During that time I had several pair programming sessions with 3 different colleagues. So every week two of us would sync remotely (as each of us was located in a different country) to have a discussion about the issue we had to solve.

Video call gif

I like preparing pair programming sessions in advance so the way I proceed was reading the issue in detail, doing some research and noting down some potential solutions to be discussed with my colleague.

How did we do pair programming remotely? We hopped on a video screen share call, where one of us was acting as the driver and the other one as the navigator. What does this exactly mean and what does each of them do?

Driver in pair programming
Illustration: martinfowler.com

The driver takes full control of the keyboard and is responsible for writing the necessary code to complete the task. This person will also speak out loud the thinking process behind the code.

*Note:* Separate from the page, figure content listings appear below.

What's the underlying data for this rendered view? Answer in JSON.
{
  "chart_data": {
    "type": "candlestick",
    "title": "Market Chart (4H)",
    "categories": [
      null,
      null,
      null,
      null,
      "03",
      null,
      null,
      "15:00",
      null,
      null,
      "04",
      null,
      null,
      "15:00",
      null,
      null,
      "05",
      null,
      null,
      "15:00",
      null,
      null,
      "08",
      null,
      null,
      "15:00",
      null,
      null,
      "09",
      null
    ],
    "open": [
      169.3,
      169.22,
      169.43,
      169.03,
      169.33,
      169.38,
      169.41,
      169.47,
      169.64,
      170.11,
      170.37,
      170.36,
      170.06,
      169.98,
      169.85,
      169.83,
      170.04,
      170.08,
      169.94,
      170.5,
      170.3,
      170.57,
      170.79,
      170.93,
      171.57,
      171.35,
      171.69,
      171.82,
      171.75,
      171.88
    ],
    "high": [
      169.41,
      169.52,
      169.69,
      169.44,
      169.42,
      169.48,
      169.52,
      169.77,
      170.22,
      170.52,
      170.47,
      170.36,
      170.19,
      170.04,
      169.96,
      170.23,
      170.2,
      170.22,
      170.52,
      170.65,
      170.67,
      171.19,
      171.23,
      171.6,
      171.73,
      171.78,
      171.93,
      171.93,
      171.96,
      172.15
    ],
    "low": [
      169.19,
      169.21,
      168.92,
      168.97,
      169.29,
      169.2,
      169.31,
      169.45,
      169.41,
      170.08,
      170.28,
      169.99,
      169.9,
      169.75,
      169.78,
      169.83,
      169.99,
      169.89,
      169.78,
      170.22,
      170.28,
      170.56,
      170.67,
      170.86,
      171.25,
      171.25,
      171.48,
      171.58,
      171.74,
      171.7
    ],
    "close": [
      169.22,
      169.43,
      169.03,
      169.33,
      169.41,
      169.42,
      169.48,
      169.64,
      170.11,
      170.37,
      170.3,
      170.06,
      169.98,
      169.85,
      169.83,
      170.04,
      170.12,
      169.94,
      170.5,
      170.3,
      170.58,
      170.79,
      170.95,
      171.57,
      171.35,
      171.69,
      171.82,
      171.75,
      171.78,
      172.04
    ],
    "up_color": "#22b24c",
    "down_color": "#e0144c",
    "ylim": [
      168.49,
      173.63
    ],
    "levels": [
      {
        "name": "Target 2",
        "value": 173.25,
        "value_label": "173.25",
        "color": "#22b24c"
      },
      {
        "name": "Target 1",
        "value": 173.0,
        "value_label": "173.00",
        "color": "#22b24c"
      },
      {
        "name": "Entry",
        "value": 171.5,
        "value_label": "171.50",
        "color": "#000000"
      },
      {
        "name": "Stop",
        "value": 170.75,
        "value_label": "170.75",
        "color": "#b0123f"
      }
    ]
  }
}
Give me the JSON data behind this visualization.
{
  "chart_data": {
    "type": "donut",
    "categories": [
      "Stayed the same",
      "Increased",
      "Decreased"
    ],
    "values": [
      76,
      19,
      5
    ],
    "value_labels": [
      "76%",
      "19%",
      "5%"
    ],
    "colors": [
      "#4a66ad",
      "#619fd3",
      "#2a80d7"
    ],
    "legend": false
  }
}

The navigator pays attention to the driver's code and offers guidance, suggests new ideas and finds answers to the questions that might be raised during the process.


The driver has a low-level code thinking approach, while the navigator has a bird-eye view on the code.

During pair programming sessions, developers can swap roles so that each of them has the chance to experience both perspectives (two modes of thinking) and learn.

What did I learn from the whole experience?

  • Be open and eager to learn.
  • Embrace doubt and possibility.
  • See another person's problem solving approach opens up your mind/ideas.
  • Don't be afraid of sharing your ideas or asking questions.
  • Communication is key to make your code or ideas understandable.
  • Take breaks when both get stuck.
  • It is not about teaching nor mentoring, but looking for a solution and growing together.
  • The driver (seek agreement before proceeding) and navigator (asking, not telling) approach.
  • Collaboration, team work.

Pair programming has definitely been a much more efficient, enriching and fun experience than all hours I spent coding by myself. If you are a codenewbie, I can only recommend you start with pair programming sessions as soon as possible to learn faster.